Testing Ansible playbooks often requires a controlled environment where configurations and commands can be executed without interference. A blank Docker container provides an isolated environment that can be easily reset or modified, allowing for extensive testing of Ansible configurations. This setup facilitates a streamlined process for testing playbooks, ensuring that they function correctly before being deployed in production.
Setup
A blank Docker container is spun up with SSH access enabled to perform tasks using Ansible.
This container is based on Ubuntu 20.04 and includes necessary components such as openssh-server
and systemd
to simulate a more traditional server environment.
The container is configured to run commands via SSH and allows for testing Ansible playbooks in a controlled setting.
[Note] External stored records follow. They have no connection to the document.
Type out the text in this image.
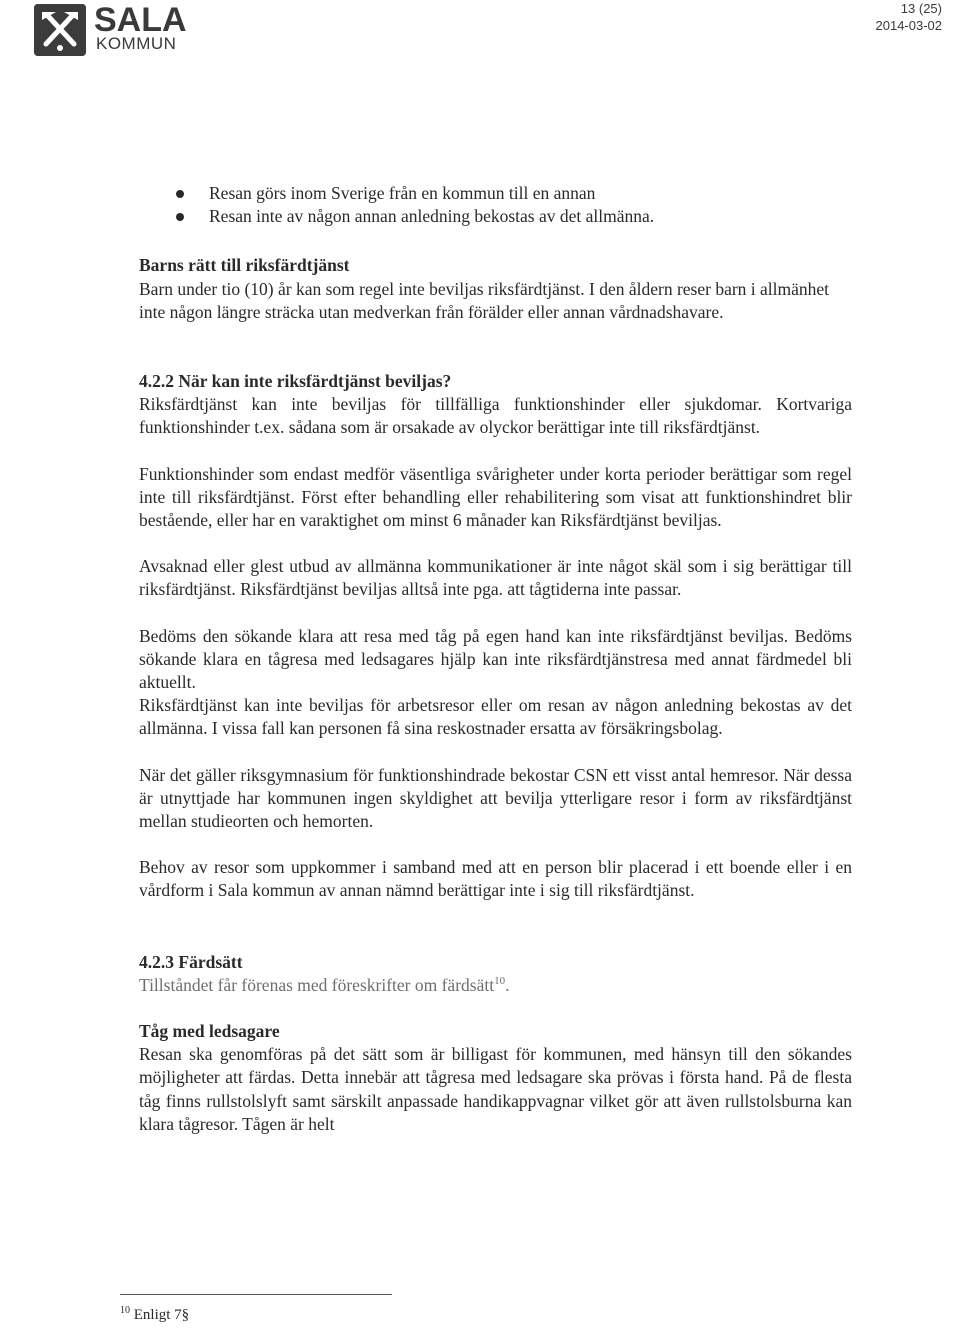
SALA
KOMMUN
13 (25)
2014-03-02
Resan görs inom Sverige från en kommun till en annan
Resan inte av någon annan anledning bekostas av det allmänna.

Barns rätt till riksfärdtjänst

Barn under tio (10) år kan som regel inte beviljas riksfärdtjänst. I den åldern reser barn i allmänhet inte någon längre sträcka utan medverkan från förälder eller annan vårdnadshavare.

4.2.2 När kan inte riksfärdtjänst beviljas?

Riksfärdtjänst kan inte beviljas för tillfälliga funktionshinder eller sjukdomar. Kortvariga funktionshinder t.ex. sådana som är orsakade av olyckor berättigar inte till riksfärdtjänst.

Funktionshinder som endast medför väsentliga svårigheter under korta perioder berättigar som regel inte till riksfärdtjänst. Först efter behandling eller rehabilitering som visat att funktionshindret blir bestående, eller har en varaktighet om minst 6 månader kan Riksfärdtjänst beviljas.

Avsaknad eller glest utbud av allmänna kommunikationer är inte något skäl som i sig berättigar till riksfärdtjänst. Riksfärdtjänst beviljas alltså inte pga. att tågtiderna inte passar.

Bedöms den sökande klara att resa med tåg på egen hand kan inte riksfärdtjänst beviljas. Bedöms sökande klara en tågresa med ledsagares hjälp kan inte riksfärdtjänstresa med annat färdmedel bli aktuellt.

Riksfärdtjänst kan inte beviljas för arbetsresor eller om resan av någon anledning bekostas av det allmänna. I vissa fall kan personen få sina reskostnader ersatta av försäkringsbolag.

När det gäller riksgymnasium för funktionshindrade bekostar CSN ett visst antal hemresor. När dessa är utnyttjade har kommunen ingen skyldighet att bevilja ytterligare resor i form av riksfärdtjänst mellan studieorten och hemorten.

Behov av resor som uppkommer i samband med att en person blir placerad i ett boende eller i en vårdform i Sala kommun av annan nämnd berättigar inte i sig till riksfärdtjänst.

4.2.3 Färdsätt

Tillståndet får förenas med föreskrifter om färdsätt$^{10}$.

Tåg med ledsagare

Resan ska genomföras på det sätt som är billigast för kommunen, med hänsyn till den sökandes möjligheter att färdas. Detta innebär att tågresa med ledsagare ska prövas i första hand. På de flesta tåg finns rullstolslyft samt särskilt anpassade handikappvagnar vilket gör att även rullstolsburna kan klara tågresor. Tågen är helt

$^{10}$ Enligt 7§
Creating the Docker Environment:
The following Dockerfile creates a minimal environment with SSH enabled. This configuration is useful for basic testing scenarios where system services are not required.
FROM ubuntu:20.04
RUN apt update && apt install openssh-server sudo -y
RUN useradd -rm -d /home/ubuntu -s /bin/bash -g root -G sudo -u 1000 test
RUN echo 'test:test' | chpasswd
RUN service ssh start
EXPOSE 22
CMD ["/usr/sbin/sshd","-D"]
This Dockerfile installs the openssh-server
and creates a user named “test” with sudo privileges, allowing remote SSH access for Ansible to connect and execute commands.
Dockerfile with Systemd for Testing More Complex Scenarios:
For cases requiring a systemd environment, a more advanced Dockerfile is used. This configuration allows testing services managed by systemd, which is not natively available in Docker containers.
FROM ubuntu:20.04
RUN apt-get update && \
apt-get install -y --no-install-recommends \
systemd systemd-sysv dbus dbus-user-session
COPY docker-entrypoint.sh /
ENTRYPOINT ["/docker-entrypoint.sh"]
This setup is useful for simulating a real-world environment where services need to be managed by systemd, making it ideal for more comprehensive Ansible playbook testing.
Combining SSH and Systemd in a Docker Container:
To incorporate both SSH and systemd functionalities, a combined Dockerfile is used. This file creates an environment where Ansible can connect via SSH and also control services managed by systemd.
FROM ubuntu:20.04
RUN apt update && apt install -y --no-install-recommends \
openssh-server sudo \
systemd systemd-sysv dbus dbus-user-session
RUN useradd -rm -d /home/ubuntu -s /bin/bash -g root -G sudo -u 1000 test
RUN echo 'test:test' | chpasswd
RUN echo 'root:root' | chpasswd
RUN printf '#!/bin/sh\nexit 0' > /usr/sbin/policy-rc.d
RUN printf "systemctl start systemd-logind" >> /etc/profile
RUN service ssh start
EXPOSE 22
CMD ["/bin/bash", "-c", "/sbin/init", "&&", "/usr/sbin/sshd","-D"]
This Dockerfile includes openssh-server
for SSH connectivity, adds a test user, and sets up systemd components, allowing the container to function similarly to a standard Ubuntu server.
The container starts the SSH service and systemd, providing a robust environment for testing.
Additional Considerations:
Running commands as “root” in Docker containers can pose security concerns. It is essential to investigate and address these risks, particularly in environments where elevated privileges could lead to vulnerabilities.
The lack of a native init system within Docker containers also requires workarounds, such as the use of systemd within the container. A solution involving systemctl
commands is necessary for scenarios requiring full control over system services.
Conclusion:
By using Docker containers configured with SSH and systemd, Ansible playbooks can be tested in environments that closely mimic production servers. This method provides a flexible and secure way to ensure configurations are correct and perform as expected, ultimately saving time and reducing errors in deployment.